Greta sendiri mendukung pembangkangan sipil. Ini disampaikannya lewat kolaborasi bersama band asal Inggris, The 1975, yang dirilis tahun lalu. “Kita tidak bisa lagi menyelamatkan dunia dengan mematuhi peraturan, sebab peraturan harus diubah,” kata Greta.

“Semua harus berubah. Dan ini harus dimulai hari ini. Jadi, kalian semua yang ada di luar sana, kini saatnya untuk melakukan pembangkangan sipil. Sekarang waktunya memberontak,” tegasnya.

Bentuk lain dari pembangkangan sipil adalah pemanfaatan teknologi untuk tujuan aktivisme, atau dikenal sebagai hacktivism.
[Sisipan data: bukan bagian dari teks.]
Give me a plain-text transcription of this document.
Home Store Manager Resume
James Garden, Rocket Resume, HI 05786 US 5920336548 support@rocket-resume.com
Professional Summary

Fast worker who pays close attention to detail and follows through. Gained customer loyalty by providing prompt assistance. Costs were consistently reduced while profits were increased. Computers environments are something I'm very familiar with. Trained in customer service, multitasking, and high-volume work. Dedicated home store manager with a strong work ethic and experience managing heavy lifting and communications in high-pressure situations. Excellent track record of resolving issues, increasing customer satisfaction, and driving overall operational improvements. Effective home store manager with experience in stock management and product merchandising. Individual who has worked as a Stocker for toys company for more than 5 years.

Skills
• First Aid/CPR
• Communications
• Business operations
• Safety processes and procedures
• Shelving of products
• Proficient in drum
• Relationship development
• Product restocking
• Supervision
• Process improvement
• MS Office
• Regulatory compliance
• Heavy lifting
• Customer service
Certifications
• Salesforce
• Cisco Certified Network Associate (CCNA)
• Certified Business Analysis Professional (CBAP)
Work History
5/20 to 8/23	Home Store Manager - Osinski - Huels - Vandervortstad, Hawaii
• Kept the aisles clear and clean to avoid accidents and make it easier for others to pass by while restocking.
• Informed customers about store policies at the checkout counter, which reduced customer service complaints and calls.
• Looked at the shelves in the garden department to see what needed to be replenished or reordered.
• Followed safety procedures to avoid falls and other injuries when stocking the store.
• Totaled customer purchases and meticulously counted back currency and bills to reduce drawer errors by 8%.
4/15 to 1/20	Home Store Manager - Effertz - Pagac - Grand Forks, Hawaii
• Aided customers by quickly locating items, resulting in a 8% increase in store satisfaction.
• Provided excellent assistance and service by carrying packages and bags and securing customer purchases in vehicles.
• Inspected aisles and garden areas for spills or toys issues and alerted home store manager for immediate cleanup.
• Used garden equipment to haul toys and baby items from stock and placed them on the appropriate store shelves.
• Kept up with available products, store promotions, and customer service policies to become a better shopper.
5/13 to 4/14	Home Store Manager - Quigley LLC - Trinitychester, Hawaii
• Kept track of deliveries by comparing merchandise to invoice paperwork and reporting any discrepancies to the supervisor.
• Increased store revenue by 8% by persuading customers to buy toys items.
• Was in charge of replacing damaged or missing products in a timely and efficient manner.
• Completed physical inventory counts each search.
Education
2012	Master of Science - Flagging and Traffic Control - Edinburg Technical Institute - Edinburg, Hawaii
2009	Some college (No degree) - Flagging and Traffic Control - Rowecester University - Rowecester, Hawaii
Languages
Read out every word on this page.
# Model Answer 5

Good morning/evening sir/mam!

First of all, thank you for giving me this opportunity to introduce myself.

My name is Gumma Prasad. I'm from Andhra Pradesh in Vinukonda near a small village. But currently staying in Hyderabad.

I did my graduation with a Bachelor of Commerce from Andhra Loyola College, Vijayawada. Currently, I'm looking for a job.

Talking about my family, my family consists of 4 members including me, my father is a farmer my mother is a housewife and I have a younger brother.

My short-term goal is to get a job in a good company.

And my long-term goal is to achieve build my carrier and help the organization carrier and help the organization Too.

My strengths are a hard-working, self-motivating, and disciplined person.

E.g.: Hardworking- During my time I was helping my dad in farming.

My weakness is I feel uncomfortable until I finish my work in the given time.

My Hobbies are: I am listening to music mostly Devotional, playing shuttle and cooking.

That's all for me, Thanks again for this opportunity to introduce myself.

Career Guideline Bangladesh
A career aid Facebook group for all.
Molly Sauter, penulis buku The Coming Swarm: DDoS Actions, Hacktivism and Civil Disobedience, mengatakan serangan Distributed Denial of Service (DDoS) sudah ada sejak awal 1990-an.

Iklan

“Pembangkangan sipil dan segala jenis pelanggaran hukum terorganisir secara online masih dianggap sebagai aktivitas yang terpinggirkan sebab belum ada pemahaman bahwa pembangkangan sipil bisa kamu lakukan di internet,” kata Sauter kepada Motherboard.

“Logika perubahannya adalah kamu melakukan suatu aksi, diliput oleh media, lalu para politisi dan masyarakat bereaksi atas liputan pers tersebut, tapi enggak terlalu terhadap aksi itu sendiri,” tambahnya.

Mengingat gelombang demonstrasi sudah terlanjur menyebar ke berbagai kota Indonesia, Direktur Eksekutif Lokatara Haris Azhar menilai eskalasi konflik hanya bisa diredakan bila biang masalahnya diperbaiki, yakni UU Cipta Kerja itu sendiri. Haris Azhar menganggap proses pengesahan beleid itu sudah cacat karena tak melibatkan publik, padahal sudah ditentang dengan keras sejak tahun lalu oleh aliansi masyarakat sipil. Pemerintah beralasan pembahasan dilakukan terbuka, karena disiarkan TV Parlemen.

“TV Parlemen itu bukan alat untuk menguji,” kata Azhar saat hadir sebagai salah narasumber di tayangan Mata Najwa. “Naskah akademis mana? Konsultasi publiknya mana? Orang minta dokumen tidak dikasih,” lanjutnya. Ia pun meminta masyarakat untuk terus menyuarakan penolakan.

“Teruslah bergerak di jalanan: masyarakat adat, buruh, anak muda yang terancam oleh UU ini,” tegasnya.